Quantum Harmonic Oscillator Algebra and Link Invariants

TL;DR

This paper explores the q-deformation of the harmonic oscillator algebra as a Ribbon Hopf algebra, constructs associated link invariants, and relates them to classical polynomials like Alexander-Conway, expanding the mathematical framework of quantum invariants.

Contribution

It introduces a new q-deformed harmonic oscillator algebra as a Ribbon Hopf algebra and connects it to link invariants and multicolored braid group representations.

Findings

Link invariant matches inverse Alexander-Conway polynomial

Constructed braid group representations relate to multivariable Alexander polynomial

Interpreted R-matrix as baxterization of semicyclic $SU(2)_q$ representations

Abstract

The $q$--deformation $U_q (h_4)$ of the harmonic oscillator algebra is defined and proved to be a Ribbon Hopf algebra.Associated with this Hopf algebra we define an infinite dimensional braid group representation on the Hilbert space of the harmonic oscillator, and an extended Yang--Baxter system in the sense of Turaev.

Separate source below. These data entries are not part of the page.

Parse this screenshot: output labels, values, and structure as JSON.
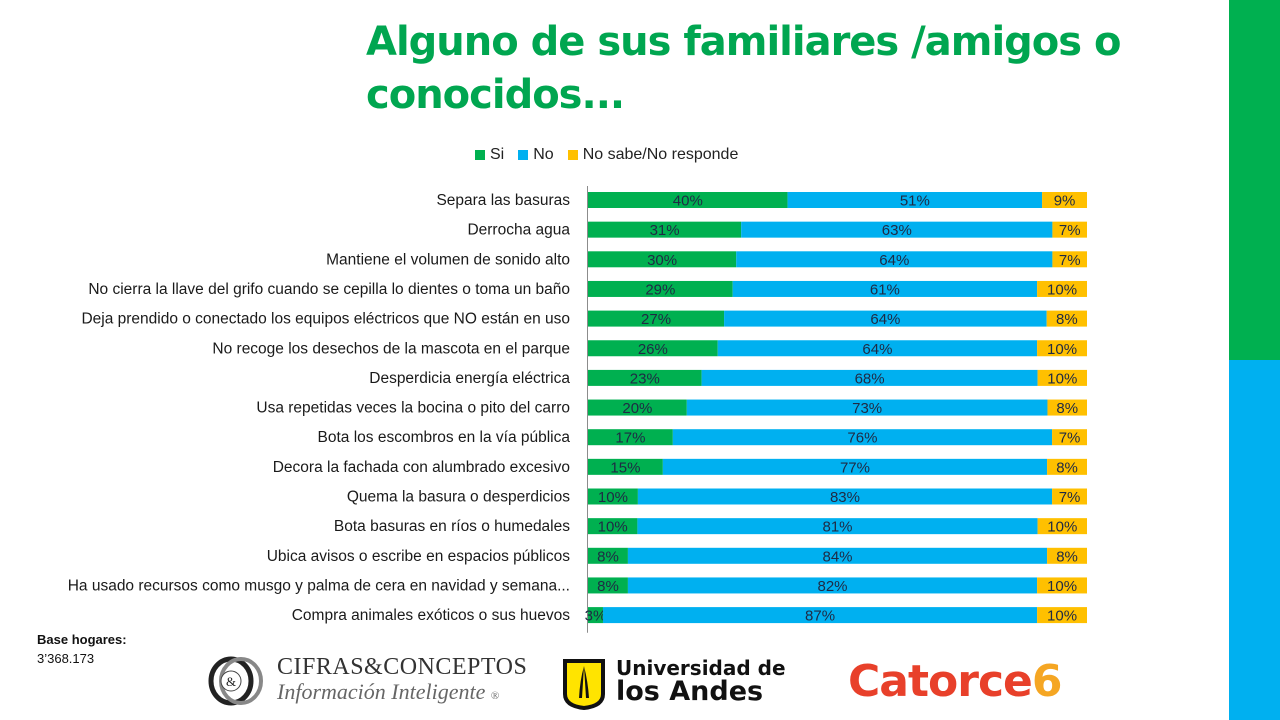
{
  "page": {
    "title_line1": "Alguno de sus familiares /amigos o",
    "title_line2": "conocidos...",
    "base_label": "Base hogares:",
    "base_value": "3’368.173",
    "colors": {
      "title": "#00A650",
      "side_green": "#00B050",
      "side_blue": "#00B0F0"
    }
  },
  "logos": {
    "cifras_line1": "CIFRAS&CONCEPTOS",
    "cifras_line2": "Información Inteligente",
    "cifras_mark": "&",
    "cifras_reg": "®",
    "uniandes_line1": "Universidad de",
    "uniandes_line2": "los Andes",
    "catorce_word": "Catorce",
    "catorce_num": "6",
    "catorce_word_color": "#E8402A",
    "catorce_num_color": "#F5A623",
    "uniandes_shield_color": "#FFE400"
  },
  "chart_data": {
    "type": "bar",
    "orientation": "horizontal",
    "stacked": "percent",
    "title": "Alguno de sus familiares /amigos o conocidos...",
    "xlabel": "",
    "ylabel": "",
    "xlim": [
      0,
      100
    ],
    "grid": false,
    "legend_position": "top",
    "categories": [
      "Separa las basuras",
      "Derrocha agua",
      "Mantiene el volumen de sonido alto",
      "No cierra la llave del grifo cuando se cepilla lo dientes o toma un baño",
      "Deja prendido o conectado los equipos eléctricos que NO están en uso",
      "No recoge los desechos de la mascota en el parque",
      "Desperdicia energía eléctrica",
      "Usa repetidas veces la bocina o pito del carro",
      "Bota los escombros en la vía pública",
      "Decora la fachada con alumbrado excesivo",
      "Quema la basura o desperdicios",
      "Bota basuras en ríos o humedales",
      "Ubica avisos o escribe en espacios públicos",
      "Ha usado recursos como musgo y palma de cera en navidad y semana...",
      "Compra animales exóticos o sus huevos"
    ],
    "series": [
      {
        "name": "Si",
        "color": "#00B050",
        "values": [
          40,
          31,
          30,
          29,
          27,
          26,
          23,
          20,
          17,
          15,
          10,
          10,
          8,
          8,
          3
        ]
      },
      {
        "name": "No",
        "color": "#00B0F0",
        "values": [
          51,
          63,
          64,
          61,
          64,
          64,
          68,
          73,
          76,
          77,
          83,
          81,
          84,
          82,
          87
        ]
      },
      {
        "name": "No sabe/No responde",
        "color": "#FFC000",
        "values": [
          9,
          7,
          7,
          10,
          8,
          10,
          10,
          8,
          7,
          8,
          7,
          10,
          8,
          10,
          10
        ]
      }
    ],
    "value_suffix": "%"
  }
}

The corresponding link invariant is computed in some particular cases and coincides with the inverse of the Alexander--Conway polynomial. The $R$ matrix of $U_q (h_4)$ can be interpreted as defining a baxterization of the intertwiners for semicyclic representations of $SU(2)_q$ at $q=e^{2 \pi i/N}$ in the $N \rightarrow \infty$ limit.Finally we define new multicolored braid group representations and study their relation to the multivariable Alexander--Conway polynomial.